Industrial Analog I/O
Four analog input channels were implemented through the platform's ADC interface with appropriate signal conditioning circuitry at the hardware level to accept standard industrial 4-20mA and 0-10V sensor signals, covering the full range of industrial transducer output formats used for temperature, pressure, flow, and level measurement. Four analog output channels provide 4-20mA and 0-10V control signals to drive analog-controlled actuators and variable speed drives in the process. The analog driver layer presents calibrated, engineering-unit values to the .NET application through a clean API, abstracting the ADC raw counts and DAC register writes behind physical-unit interfaces that the application logic works with directly.
Modbus RTU over RS485 was implemented to enable the PC to communicate with field instruments, remote I/O modules, and other Modbus-compatible devices on the plant floor serial network. The RS485 driver handles the half-duplex direction control required by RS485 transceiver hardware, with precise timing management to ensure reliable Modbus RTU framing at industrial baud rates. Ethernet connectivity supports integration with supervisory SCADA systems, historian servers, and plant IT infrastructure over TCP/IP, enabling the PC to report process data, receive setpoint commands, and participate in plant-wide data collection architectures.
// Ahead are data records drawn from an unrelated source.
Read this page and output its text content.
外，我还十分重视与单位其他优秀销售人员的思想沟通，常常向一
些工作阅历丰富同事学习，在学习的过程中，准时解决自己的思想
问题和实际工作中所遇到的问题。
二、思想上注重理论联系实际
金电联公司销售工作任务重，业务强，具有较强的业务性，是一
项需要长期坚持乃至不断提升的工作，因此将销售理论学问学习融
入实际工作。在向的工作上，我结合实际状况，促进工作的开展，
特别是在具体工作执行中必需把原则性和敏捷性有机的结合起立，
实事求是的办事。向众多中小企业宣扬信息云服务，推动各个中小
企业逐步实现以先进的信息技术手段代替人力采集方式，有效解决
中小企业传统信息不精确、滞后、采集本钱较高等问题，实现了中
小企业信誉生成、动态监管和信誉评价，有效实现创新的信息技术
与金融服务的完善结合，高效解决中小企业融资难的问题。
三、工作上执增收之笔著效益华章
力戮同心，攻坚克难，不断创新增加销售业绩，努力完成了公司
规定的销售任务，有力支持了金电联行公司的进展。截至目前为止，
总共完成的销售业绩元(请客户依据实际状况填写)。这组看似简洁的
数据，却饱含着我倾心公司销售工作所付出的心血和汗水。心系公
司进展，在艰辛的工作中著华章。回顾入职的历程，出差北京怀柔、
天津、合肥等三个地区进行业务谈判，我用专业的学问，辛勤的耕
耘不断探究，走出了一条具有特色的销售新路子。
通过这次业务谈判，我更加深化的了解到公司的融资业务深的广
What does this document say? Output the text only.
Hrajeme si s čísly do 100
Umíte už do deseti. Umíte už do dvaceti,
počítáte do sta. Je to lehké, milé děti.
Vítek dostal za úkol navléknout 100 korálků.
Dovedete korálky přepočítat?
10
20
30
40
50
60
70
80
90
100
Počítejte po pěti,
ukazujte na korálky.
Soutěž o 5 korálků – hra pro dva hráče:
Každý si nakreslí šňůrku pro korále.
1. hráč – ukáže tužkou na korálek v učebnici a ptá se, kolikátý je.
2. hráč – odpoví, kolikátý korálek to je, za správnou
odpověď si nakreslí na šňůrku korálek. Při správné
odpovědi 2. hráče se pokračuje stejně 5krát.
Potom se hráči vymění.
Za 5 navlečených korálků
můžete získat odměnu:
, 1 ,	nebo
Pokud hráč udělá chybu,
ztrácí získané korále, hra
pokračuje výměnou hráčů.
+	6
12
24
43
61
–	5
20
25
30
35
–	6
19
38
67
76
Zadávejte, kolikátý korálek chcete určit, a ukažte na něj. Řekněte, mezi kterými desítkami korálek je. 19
NET Compact Framework Application Adaptation
The customer's existing .NET Compact Framework application, embodying their industrial control logic developed over multiple product generations, was analysed for platform-specific dependencies before the adaptation work began. Hardware interface calls tied to the legacy platform's specific driver model were identified and remapped to equivalent interfaces on the new CE 2013 BSP. Timing-sensitive sections of the application were profiled on the Allwinner A20 platform to identify any execution timing differences relative to the legacy hardware, with adjustments made where necessary to preserve control loop timing behaviour. The core control logic, PLC ladder logic execution, alarm management, trend logging, and operator interface behaviour, was preserved without modification throughout the adaptation process.
The adapted application was validated against the functional specification of the legacy system, with particular attention to analog I/O scaling and calibration, digital I/O response timing, Modbus communication behaviour, and HMI display correctness. The validated application was then packaged for deployment on the production hardware.
Benefits
This Windows Embedded Compact 2013 BSP project demonstrates Embien's capability to deliver production-quality OS porting and BSP development for industrial automation applications, combining deep Windows CE platform expertise with the domain knowledge required to address the specific reliability, I/O, and connectivity requirements of industrial PC hardware. By enabling the customer's field-proven .NET Compact Framework application on a modern dual-core SoC platform through careful adaptation rather than rewrite, Embien delivered both a hardware platform upgrade and a preserved software investment, a combination that significantly reduced the customer's migration risk and time to market. This engagement was the beginning of a longer technology partnership, with the customer subsequently migrating from Windows CE to Linux,a journey that Embien supported through the next phase of their platform evolution.